The position Secretary Geithner is taking does not really refute any of the points made by George Soros. Instead, he is saying that it would be next to impossible to differentiate between naked CDS positions and positions intended to hedge underlying exposures. Rather than banning naked CDS positions, Geithner is in favor of increasing capital requirements for financial institutions writing CDS such that the kind of systemic risk that exists at AIG would be avoided in the future.
Best Path Forward?
It is difficult to argue with the logic of Soros’ op-ed piece but Geithner also has a point regarding the difficulty of knowing the intent of a purchaser of a CDS. To make a ban on naked short selling practical, it would be necessary to force the purchaser to “prove” that some underlying exposure exists to the security covered by the CDS. This is simple enough when the purchaser is protecting against default of a bond that is held, but the exposure that is being hedged may not directly correspond to the underlying financial security.

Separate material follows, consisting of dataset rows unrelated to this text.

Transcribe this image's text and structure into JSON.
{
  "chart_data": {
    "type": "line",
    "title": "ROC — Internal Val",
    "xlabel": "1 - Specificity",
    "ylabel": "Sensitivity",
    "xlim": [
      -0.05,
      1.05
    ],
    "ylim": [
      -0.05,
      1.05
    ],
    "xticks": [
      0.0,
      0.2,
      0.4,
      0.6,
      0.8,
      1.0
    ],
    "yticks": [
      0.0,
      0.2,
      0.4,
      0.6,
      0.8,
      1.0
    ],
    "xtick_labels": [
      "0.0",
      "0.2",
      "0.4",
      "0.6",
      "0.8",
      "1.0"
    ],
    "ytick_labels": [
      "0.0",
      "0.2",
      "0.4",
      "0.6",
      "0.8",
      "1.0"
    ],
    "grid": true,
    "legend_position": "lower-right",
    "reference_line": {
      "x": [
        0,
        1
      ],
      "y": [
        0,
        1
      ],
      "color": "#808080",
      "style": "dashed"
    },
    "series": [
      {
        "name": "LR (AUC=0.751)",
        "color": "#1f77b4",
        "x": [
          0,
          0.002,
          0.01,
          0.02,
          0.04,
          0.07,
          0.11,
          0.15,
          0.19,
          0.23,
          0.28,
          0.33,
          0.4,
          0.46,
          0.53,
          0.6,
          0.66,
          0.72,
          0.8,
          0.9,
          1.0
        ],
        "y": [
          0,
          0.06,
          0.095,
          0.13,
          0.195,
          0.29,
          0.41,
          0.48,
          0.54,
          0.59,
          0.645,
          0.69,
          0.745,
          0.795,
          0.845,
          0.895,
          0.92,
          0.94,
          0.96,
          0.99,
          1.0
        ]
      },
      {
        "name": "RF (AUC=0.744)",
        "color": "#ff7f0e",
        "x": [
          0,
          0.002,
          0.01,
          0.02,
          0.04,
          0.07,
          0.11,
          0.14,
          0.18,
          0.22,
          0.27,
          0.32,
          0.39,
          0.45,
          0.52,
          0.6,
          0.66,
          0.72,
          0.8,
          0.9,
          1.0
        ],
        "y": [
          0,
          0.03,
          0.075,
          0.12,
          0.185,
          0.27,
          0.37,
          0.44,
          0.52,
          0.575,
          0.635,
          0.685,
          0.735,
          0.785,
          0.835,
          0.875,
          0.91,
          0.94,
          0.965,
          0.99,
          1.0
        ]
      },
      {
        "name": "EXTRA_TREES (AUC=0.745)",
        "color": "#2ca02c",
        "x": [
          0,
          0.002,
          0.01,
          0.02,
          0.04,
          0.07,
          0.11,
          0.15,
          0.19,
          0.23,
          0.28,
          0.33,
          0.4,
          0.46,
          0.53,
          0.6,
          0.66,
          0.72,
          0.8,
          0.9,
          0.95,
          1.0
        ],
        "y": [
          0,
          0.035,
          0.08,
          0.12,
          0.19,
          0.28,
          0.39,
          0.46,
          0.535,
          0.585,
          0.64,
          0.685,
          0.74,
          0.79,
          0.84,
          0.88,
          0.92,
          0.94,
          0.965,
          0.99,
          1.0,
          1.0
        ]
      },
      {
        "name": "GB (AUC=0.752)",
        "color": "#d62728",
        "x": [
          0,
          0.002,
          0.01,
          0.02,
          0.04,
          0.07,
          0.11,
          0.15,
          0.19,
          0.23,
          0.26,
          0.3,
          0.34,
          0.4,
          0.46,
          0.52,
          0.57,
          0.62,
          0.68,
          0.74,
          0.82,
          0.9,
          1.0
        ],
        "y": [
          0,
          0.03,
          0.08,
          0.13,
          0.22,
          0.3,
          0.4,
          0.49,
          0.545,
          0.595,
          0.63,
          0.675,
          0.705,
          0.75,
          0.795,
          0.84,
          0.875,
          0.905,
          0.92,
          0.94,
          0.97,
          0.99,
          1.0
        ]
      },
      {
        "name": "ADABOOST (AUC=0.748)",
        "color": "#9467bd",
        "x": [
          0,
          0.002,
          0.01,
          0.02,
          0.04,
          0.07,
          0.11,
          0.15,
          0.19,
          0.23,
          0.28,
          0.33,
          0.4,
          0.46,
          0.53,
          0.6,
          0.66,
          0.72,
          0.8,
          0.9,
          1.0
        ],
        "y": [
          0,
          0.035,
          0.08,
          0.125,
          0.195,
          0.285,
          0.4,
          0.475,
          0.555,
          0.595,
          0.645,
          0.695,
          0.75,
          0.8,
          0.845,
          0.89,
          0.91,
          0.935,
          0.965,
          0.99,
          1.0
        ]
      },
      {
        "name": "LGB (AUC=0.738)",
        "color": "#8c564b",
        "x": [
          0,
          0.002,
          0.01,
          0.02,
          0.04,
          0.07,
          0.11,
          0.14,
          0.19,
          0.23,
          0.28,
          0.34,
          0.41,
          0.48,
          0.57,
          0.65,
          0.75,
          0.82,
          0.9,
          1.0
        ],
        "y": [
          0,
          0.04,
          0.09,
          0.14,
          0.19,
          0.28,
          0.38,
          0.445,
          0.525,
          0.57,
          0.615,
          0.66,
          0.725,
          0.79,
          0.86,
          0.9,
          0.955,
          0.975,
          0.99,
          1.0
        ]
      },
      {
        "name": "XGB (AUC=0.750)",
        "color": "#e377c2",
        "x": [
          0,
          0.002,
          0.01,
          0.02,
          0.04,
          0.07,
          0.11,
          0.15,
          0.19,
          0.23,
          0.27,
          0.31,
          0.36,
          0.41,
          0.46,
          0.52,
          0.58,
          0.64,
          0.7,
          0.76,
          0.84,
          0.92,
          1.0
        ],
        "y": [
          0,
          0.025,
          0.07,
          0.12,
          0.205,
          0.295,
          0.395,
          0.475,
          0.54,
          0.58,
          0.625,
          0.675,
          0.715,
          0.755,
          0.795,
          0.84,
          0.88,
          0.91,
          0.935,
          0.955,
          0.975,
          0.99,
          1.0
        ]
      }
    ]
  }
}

For example, let’s say that someone has an ongoing business relationship, such as a supplier relationship, with a company that is in some financial trouble. In such a situation, the purchaser of a CDS may be hedging against the collectability of trade receivables. On paper, this purchaser would not own the underlying security protected by the CDS, but the CDS may in fact be a legitimate “proxy” to hedge the exposure of the trade receivables. There are obviously many other examples like this.
In my opinion, it is harmful to have regulations on the books that cannot be enforced in a transparent manner. If regulations exist to ban naked CDS positions, there must be an enforcement mechanism. If that enforcement mechanism is overly cumbersome for market participants and regulators, it may result in markets failing to function properly as well as discourage the use of CDS for hedging purposes.